YingMusic-SVC: Real-World Robust Zero-Shot Singing Voice Conversion with Flow-GRPO and Singing-Specific Inductive Biases
Gongyu Chen, Xiaoyu Zhang, Zhenqiang Weng, Junjie Zheng, Da Shen, Chaofan Ding, Wei-Qiang Zhang, Zihao Chen
TL;DR
YingMusic-SVC targets real-world zero-shot singing voice conversion by integrating continuous pre-training, robust supervised fine-tuning, and Flow-GRPO reinforcement learning. It introduces singing-specific inductive biases—the RVC timbre shifter, F0-aware timbre adaptor, and energy-balanced flow loss—within a diffusion-Transformer framework, plus robust augmentation strategies to handle accompaniment and harmony. Empirical results show state-of-the-art performance across timbre fidelity, intelligibility, and perceptual naturalness, with strong robustness under harmony-contaminated and real-world conditions, validating industrial viability. The work also provides an open, end-to-end SVC pipeline and multi-objective RL framework for perceptual optimization in singing synthesis.
Abstract
Singing voice conversion (SVC) aims to render the target singer's timbre while preserving melody and lyrics.
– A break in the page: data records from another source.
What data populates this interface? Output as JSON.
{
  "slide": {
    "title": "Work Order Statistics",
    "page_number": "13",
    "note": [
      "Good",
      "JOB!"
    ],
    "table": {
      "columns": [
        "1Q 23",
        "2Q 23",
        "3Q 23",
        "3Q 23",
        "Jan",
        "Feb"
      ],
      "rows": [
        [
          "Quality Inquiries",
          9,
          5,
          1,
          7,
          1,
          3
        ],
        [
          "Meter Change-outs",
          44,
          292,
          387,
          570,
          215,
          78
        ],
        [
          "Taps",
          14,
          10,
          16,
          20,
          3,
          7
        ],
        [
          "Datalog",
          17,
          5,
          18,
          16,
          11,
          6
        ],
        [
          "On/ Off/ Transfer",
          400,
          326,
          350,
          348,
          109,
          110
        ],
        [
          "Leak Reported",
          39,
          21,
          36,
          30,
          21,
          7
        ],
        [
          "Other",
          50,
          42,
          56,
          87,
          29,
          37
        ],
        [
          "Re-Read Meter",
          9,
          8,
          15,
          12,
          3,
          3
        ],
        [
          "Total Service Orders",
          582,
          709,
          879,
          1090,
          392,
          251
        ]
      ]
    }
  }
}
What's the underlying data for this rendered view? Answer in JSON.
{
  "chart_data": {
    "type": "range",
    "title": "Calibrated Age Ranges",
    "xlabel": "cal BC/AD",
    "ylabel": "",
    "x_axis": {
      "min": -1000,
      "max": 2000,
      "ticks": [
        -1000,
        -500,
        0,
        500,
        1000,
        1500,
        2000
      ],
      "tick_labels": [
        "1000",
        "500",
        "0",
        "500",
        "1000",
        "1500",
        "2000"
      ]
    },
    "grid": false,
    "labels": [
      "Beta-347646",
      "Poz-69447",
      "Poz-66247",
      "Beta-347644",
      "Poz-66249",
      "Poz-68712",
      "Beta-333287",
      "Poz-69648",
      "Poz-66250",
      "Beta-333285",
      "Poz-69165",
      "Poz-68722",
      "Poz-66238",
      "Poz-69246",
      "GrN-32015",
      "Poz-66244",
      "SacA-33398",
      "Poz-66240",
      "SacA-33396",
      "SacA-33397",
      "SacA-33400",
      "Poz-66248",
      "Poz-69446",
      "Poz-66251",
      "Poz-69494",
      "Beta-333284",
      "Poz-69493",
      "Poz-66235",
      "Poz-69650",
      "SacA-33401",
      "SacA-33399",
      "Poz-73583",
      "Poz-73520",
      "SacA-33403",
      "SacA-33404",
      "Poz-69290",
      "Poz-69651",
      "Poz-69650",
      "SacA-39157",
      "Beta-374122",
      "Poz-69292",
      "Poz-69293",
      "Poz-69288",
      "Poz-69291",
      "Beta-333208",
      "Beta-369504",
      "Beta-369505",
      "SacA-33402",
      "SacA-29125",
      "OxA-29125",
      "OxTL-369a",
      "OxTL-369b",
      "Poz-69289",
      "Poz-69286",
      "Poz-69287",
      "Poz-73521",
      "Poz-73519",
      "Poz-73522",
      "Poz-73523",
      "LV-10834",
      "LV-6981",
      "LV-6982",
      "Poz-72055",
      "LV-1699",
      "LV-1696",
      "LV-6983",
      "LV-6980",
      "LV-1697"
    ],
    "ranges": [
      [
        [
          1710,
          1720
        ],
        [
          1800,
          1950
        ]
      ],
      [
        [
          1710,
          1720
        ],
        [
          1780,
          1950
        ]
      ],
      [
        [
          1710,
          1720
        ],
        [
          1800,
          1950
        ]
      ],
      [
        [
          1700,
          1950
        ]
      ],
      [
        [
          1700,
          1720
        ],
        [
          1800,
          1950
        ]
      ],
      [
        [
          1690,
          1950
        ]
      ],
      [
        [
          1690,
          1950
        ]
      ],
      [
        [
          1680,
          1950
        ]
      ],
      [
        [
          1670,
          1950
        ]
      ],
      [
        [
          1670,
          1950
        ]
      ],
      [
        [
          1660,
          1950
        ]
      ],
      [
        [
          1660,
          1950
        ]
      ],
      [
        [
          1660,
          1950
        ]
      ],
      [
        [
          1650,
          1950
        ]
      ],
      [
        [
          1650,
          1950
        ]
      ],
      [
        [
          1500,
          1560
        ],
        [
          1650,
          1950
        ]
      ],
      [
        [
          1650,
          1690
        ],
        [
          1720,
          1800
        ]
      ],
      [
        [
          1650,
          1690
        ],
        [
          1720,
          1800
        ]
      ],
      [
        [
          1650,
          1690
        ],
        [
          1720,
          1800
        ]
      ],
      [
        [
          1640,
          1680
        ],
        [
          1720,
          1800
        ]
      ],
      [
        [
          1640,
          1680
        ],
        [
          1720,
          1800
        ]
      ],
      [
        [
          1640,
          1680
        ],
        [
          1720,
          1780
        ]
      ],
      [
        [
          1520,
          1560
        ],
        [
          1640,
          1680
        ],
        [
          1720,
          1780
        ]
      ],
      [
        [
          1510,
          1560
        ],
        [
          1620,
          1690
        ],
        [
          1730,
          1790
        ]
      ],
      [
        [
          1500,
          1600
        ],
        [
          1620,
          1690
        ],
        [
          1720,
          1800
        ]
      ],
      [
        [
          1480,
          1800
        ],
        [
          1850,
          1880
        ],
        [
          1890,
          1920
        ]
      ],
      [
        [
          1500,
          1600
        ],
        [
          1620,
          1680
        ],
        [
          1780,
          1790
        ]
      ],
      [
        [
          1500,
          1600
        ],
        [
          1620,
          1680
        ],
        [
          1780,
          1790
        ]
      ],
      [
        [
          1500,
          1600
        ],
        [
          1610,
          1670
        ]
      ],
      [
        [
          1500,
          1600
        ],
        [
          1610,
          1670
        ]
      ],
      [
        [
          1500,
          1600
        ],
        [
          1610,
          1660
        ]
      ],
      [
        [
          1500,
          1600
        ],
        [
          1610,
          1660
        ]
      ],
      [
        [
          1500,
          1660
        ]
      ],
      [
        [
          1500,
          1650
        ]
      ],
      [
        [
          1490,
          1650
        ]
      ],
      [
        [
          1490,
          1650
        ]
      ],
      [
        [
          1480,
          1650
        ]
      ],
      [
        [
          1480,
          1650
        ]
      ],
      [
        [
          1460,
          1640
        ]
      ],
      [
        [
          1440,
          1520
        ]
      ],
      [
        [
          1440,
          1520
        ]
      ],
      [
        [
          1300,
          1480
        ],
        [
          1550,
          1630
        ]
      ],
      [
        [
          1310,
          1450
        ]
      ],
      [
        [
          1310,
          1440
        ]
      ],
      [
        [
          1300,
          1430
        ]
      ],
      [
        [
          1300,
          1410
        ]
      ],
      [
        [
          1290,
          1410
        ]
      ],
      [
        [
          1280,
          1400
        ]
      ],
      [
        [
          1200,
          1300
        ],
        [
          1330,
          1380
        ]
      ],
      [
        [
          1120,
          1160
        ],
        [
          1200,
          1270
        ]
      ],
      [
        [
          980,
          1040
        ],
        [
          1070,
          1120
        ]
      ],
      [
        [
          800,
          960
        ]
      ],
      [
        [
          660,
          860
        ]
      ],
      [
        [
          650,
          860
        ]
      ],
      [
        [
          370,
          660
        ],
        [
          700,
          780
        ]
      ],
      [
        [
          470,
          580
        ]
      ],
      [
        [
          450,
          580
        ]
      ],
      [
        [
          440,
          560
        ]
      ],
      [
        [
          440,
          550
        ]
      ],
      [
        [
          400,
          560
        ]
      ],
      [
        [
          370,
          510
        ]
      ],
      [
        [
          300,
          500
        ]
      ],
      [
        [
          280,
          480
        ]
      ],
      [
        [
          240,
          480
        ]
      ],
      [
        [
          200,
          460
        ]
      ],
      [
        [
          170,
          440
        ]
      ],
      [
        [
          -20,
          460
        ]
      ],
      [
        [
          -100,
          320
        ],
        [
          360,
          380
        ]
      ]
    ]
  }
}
However, existing zero-shot SVC systems remain fragile in real songs due to harmony interference, F0 errors, and the lack of inductive biases for singing. We propose YingMusic-SVC, a robust zero-shot framework that unifies continuous pre-training, robust supervised fine-tuning, and Flow-GRPO reinforcement learning. Our model introduces a singing-trained RVC timbre shifter for timbre-content disentanglement, an F0-aware timbre adaptor for dynamic vocal expression, and an energy-balanced rectified flow matching loss to enhance high-frequency fidelity. Experiments on a graded multi-track benchmark show that YingMusic-SVC achieves consistent improvements over strong open-source baselines in timbre similarity, intelligibility, and perceptual naturalness, especially under accompanied and harmony-contaminated conditions, demonstrating its effectiveness for real-world SVC deployment.